Hochwald staggered and leaned upon the back of a chair. His face was ghastly, for Rowland opened the bag and took out the packages one by one, exhibited them and put them on the table.

"I think they are all here," he said. "Twenty-five of them--mostly in thousand franc notes--a thousand in a package. Would you like to count them, Herr Hochwald?"

There was no reply and Rowland put the packages in the bag again.

Herr Hochwald waited in a moment of hesitation and then crossed the room toward a door beyond the speaker's table. But before he reached it, a strange thing happened, for a man rose from a seat upon the left in a corner where he had sat silent and unobtrusive all the evening, a very tall man in a long linen coat with a slouch hat pulled well down over his eyes.

"Stop that man!" he cried in quick, sharp accents. "He is under arrest!"

Hochwald halted and the two men nearest him instinctively caught him by the arms. All eyes were upon the tall man who spoke as though with authority. Georg Senf stared at him. Rowland looked up quickly.
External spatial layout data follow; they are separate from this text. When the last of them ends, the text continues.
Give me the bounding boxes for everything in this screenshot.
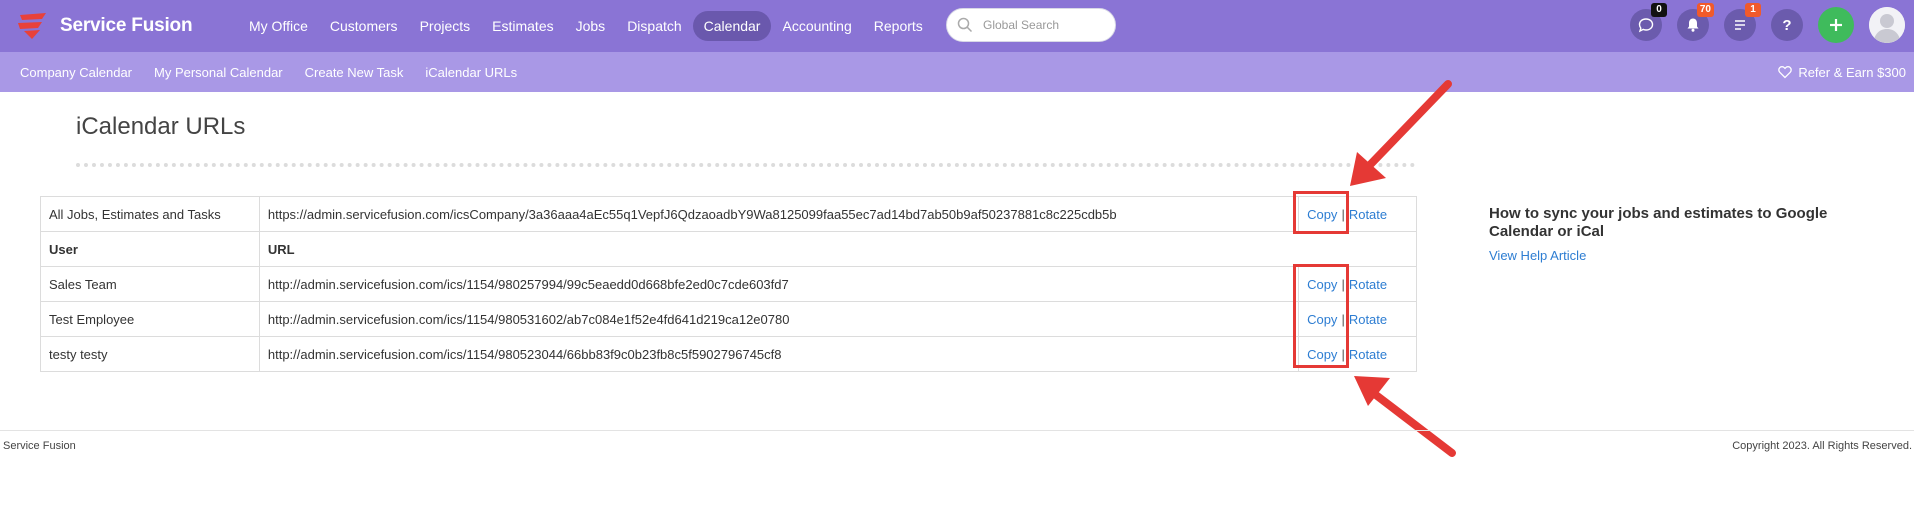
chat-bubble-icon: [1638, 18, 1654, 33]
rotate-link[interactable]: Rotate: [1349, 207, 1387, 222]
title-divider: [76, 163, 1416, 167]
nav-customers[interactable]: Customers: [319, 11, 409, 41]
plus-icon: [1830, 19, 1842, 31]
user-url: http://admin.servicefusion.com/ics/1154/…: [258, 266, 1300, 302]
copy-highlight-box: [1293, 191, 1349, 234]
nav-accounting[interactable]: Accounting: [771, 11, 862, 41]
rotate-link[interactable]: Rotate: [1349, 312, 1387, 327]
footer-copyright: Copyright 2023. All Rights Reserved.: [1732, 440, 1912, 452]
top-nav-bar: Service Fusion My Office Customers Proje…: [0, 0, 1914, 52]
company-row-url: https://admin.servicefusion.com/icsCompa…: [258, 196, 1300, 232]
help-question-icon: ?: [1782, 16, 1792, 34]
brand-logo[interactable]: Service Fusion: [16, 10, 193, 42]
search-input[interactable]: [983, 18, 1103, 32]
user-avatar-icon: [1869, 7, 1905, 43]
service-fusion-logo-icon: [18, 13, 46, 39]
company-row-label: All Jobs, Estimates and Tasks: [40, 196, 260, 232]
calendar-sub-nav-bar: Company Calendar My Personal Calendar Cr…: [0, 52, 1914, 92]
global-search[interactable]: [946, 8, 1116, 42]
user-name: testy testy: [40, 336, 260, 372]
table-row: Sales Team http://admin.servicefusion.co…: [40, 266, 1417, 302]
task-list-icon: [1735, 20, 1745, 30]
arrow-up-icon: [1354, 376, 1456, 457]
view-help-article-link[interactable]: View Help Article: [1489, 248, 1586, 263]
subnav-icalendar-urls[interactable]: iCalendar URLs: [425, 65, 517, 80]
refer-and-earn-link[interactable]: Refer & Earn $300: [1778, 52, 1906, 92]
table-row: testy testy http://admin.servicefusion.c…: [40, 336, 1417, 372]
rotate-link[interactable]: Rotate: [1349, 347, 1387, 362]
main-nav: My Office Customers Projects Estimates J…: [238, 10, 934, 42]
nav-calendar[interactable]: Calendar: [692, 11, 772, 41]
page-title: iCalendar URLs: [76, 113, 246, 140]
user-url: http://admin.servicefusion.com/ics/1154/…: [258, 336, 1300, 372]
user-name: Sales Team: [40, 266, 260, 302]
help-panel: How to sync your jobs and estimates to G…: [1489, 205, 1889, 265]
user-avatar[interactable]: [1869, 7, 1905, 43]
notifications-count-badge: 70: [1696, 3, 1714, 17]
nav-dispatch[interactable]: Dispatch: [616, 11, 692, 41]
refer-label: Refer & Earn $300: [1798, 64, 1906, 80]
footer-brand: Service Fusion: [3, 440, 76, 452]
brand-name: Service Fusion: [60, 15, 193, 36]
subnav-company-calendar[interactable]: Company Calendar: [20, 65, 132, 80]
nav-my-office[interactable]: My Office: [238, 11, 319, 41]
nav-projects[interactable]: Projects: [409, 11, 482, 41]
nav-jobs[interactable]: Jobs: [565, 11, 617, 41]
copy-highlight-box: [1293, 264, 1349, 368]
chat-button[interactable]: 0: [1630, 3, 1667, 41]
help-button[interactable]: ?: [1771, 9, 1803, 41]
notifications-button[interactable]: 70: [1677, 3, 1714, 41]
chat-count-badge: 0: [1651, 3, 1667, 17]
add-new-button[interactable]: [1818, 7, 1854, 43]
rotate-link[interactable]: Rotate: [1349, 277, 1387, 292]
nav-reports[interactable]: Reports: [863, 11, 934, 41]
arrow-down-icon: [1350, 80, 1452, 186]
footer-divider: [0, 430, 1914, 431]
subnav-create-new-task[interactable]: Create New Task: [305, 65, 404, 80]
search-icon: [957, 17, 973, 33]
url-column-header: URL: [258, 231, 1418, 267]
user-name: Test Employee: [40, 301, 260, 337]
calendar-sub-nav: Company Calendar My Personal Calendar Cr…: [20, 52, 539, 92]
company-row: All Jobs, Estimates and Tasks https://ad…: [40, 196, 1417, 232]
tasks-button[interactable]: 1: [1724, 3, 1761, 41]
help-title: How to sync your jobs and estimates to G…: [1489, 205, 1828, 240]
user-column-header: User: [40, 231, 260, 267]
table-row: Test Employee http://admin.servicefusion…: [40, 301, 1417, 337]
subnav-my-personal-calendar[interactable]: My Personal Calendar: [154, 65, 283, 80]
user-url: http://admin.servicefusion.com/ics/1154/…: [258, 301, 1300, 337]
bell-icon: [1687, 18, 1699, 32]
table-header-row: User URL: [40, 231, 1418, 267]
nav-estimates[interactable]: Estimates: [481, 11, 564, 41]
icalendar-urls-table: All Jobs, Estimates and Tasks https://ad…: [40, 196, 1418, 372]
heart-icon: [1778, 66, 1793, 79]
tasks-count-badge: 1: [1745, 3, 1761, 17]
But Zoya Rochal turned a startled look in his direction and muttered an exclamation.

"And who are you, sir," asked Senf anxiously.

The tall man threw off his slouch hat and linen coat and revealed a cadaverous figure, clad in the field gray uniform of a Prussian General. His face was thin, wrinkled and yellow and his small eyes were hidden under the thatch of his brows. He pushed forward, those nearest him making way quickly and as he did so they saw the decorations which glittered on his breast.

"The pelican!" whispered Rowland to Zoya Rochal.

A silence had fallen--a hush rather--which differed from that which had been compelled before. It seemed now as though the breath of every person was held in suspense, in awe--or was it terror?